Patience Philips (Halle Berry) is not to be confused with the Selina Kyle created by Bob Kane in 1940 and immortalized by Michelle Pfeiffer in Tim Burton’s Batman Returns. This would-be artiste works as an office drone for a nefarious cosmetics company that’s discovered a way to halt the aging process via a face cream called Beau-line. When Patience discovers the adverse long-term effects the product will have on women all over the world if they stop using it, she’s murdered by her employer’s thugs and is reborn as Catwoman, the latest addition to a line of mousy women inexplicably picked out of crowds by an Egyptian “temple cat” because of how disconnected they are from their freaky-deaky sides.

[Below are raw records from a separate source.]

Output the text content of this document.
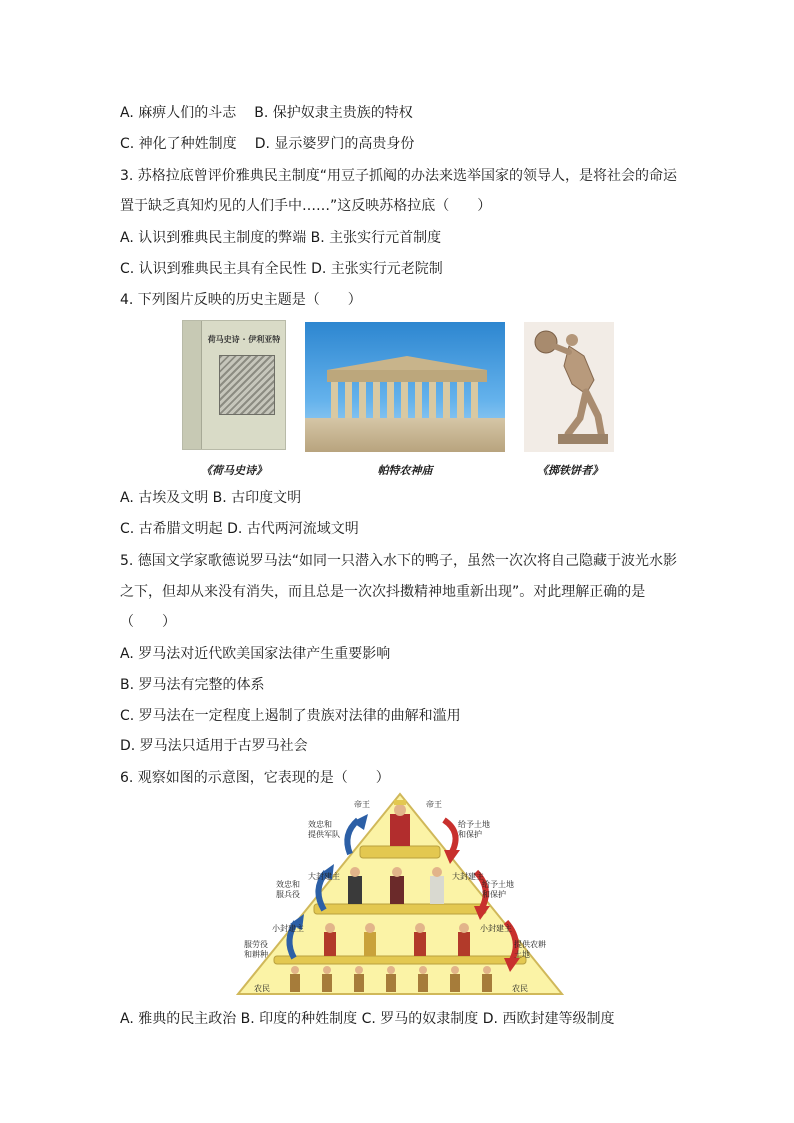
A. 麻痹人们的斗志 B. 保护奴隶主贵族的特权
C. 神化了种姓制度 D. 显示婆罗门的高贵身份
3. 苏格拉底曾评价雅典民主制度“用豆子抓阄的办法来选举国家的领导人，是将社会的命运
置于缺乏真知灼见的人们手中……”这反映苏格拉底（　　）
A. 认识到雅典民主制度的弊端 B. 主张实行元首制度
C. 认识到雅典民主具有全民性 D. 主张实行元老院制
4. 下列图片反映的历史主题是（　　）
荷马史诗 · 伊利亚特
《荷马史诗》	帕特农神庙	《掷铁饼者》
A. 古埃及文明 B. 古印度文明
C. 古希腊文明起 D. 古代两河流域文明
5. 德国文学家歌德说罗马法“如同一只潜入水下的鸭子，虽然一次次将自己隐藏于波光水影
之下，但却从来没有消失，而且总是一次次抖擞精神地重新出现”。对此理解正确的是
（　　）
A. 罗马法对近代欧美国家法律产生重要影响
B. 罗马法有完整的体系
C. 罗马法在一定程度上遏制了贵族对法律的曲解和滥用
D. 罗马法只适用于古罗马社会
6. 观察如图的示意图，它表现的是（　　）
帝王	帝王
大封建主	大封建主
小封建主	小封建主
农民	农民
效忠和
提供军队
效忠和
服兵役
服劳役
和耕种
给予土地
和保护
给予土地
和保护
提供农耕
土地
A. 雅典的民主政治 B. 印度的种姓制度 C. 罗马的奴隶制度 D. 西欧封建等级制度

The opening title sequence of Catwoman evokes a mythos that has linked cats to women as far back as ancient Egypt. There isn’t much weight given to this relationship, but the cat lady played by Frances Conroy in the film offers Berry’s pussy a dissertation on the duality of woman: Because women are ostensibly meant to be both docile and ferocious (you know, not just patient), then the old hag’s glamorous cat exists to make Berry’s character a little less vanilla. But screenwriters John Brancato and Mike Ferris and director Pitof don’t exactly deepen Patience as much as they exoticize her. This is a film that confuses diva posturing for self-actualization. Before her death, Patience was a nerd; after death, the equally one-dimensional creature struts through rooms and rooftops like an extra in Beyoncé‘s “Crazy in Love” video.
Because Patience is so severed from her felineness throughout the film, her experience hardly counts as an existential one—this Catwoman seems to exist not for her own sake, but to sex-up men and battle women who, while just as ferocious as she is, lack the moral scruples that would make men want to domesticate them. Equally disconnected is Catwoman’s nemesis Laurel Hedare (a hysterical Sharon Stone), an ex-model who sells deceit to women and whose struggle with her waning youth is actually more thought-out than Patience’s own battle with her complicated humanity. “I’m used to doing all kinds of things I don’t want to do,” confesses Hedare, standing before large glamour shots of her former self. Pitof evokes a duality between the past and the present in this sequence that’s certainly more complex (and fabulous) than Catwoman’s own character issues.
Pitof’s aesthetic is all over the place: Berry’s scenes with Alex Borstein play like a bad Fox comedy, while the CGI-laden sequences in the film often bring to mind cut scenes from a Playstation game. Indeed, what is Hedare but the final boss in a video game that plays itself? Pitof’s visuals, while not original, are appropriately inhuman in their anxiousness. The same can’t be said about the film’s soundtrack. What with all the urban music used in the film to underscore the cheesy games Berry and Benjamin Bratt play with each other (on and off a ghetto basketball court), Catwoman sometimes feels as if it’s been pieced together from a dozen or so Ally McBeal parodies trying to pose as hip-hop videos. I suppose one could argue that Pitof is to be rewarded for working into this film about sparring dualities an aesthetic that suffers itself from an identity crisis: the images think white but the soundtrack thinks black.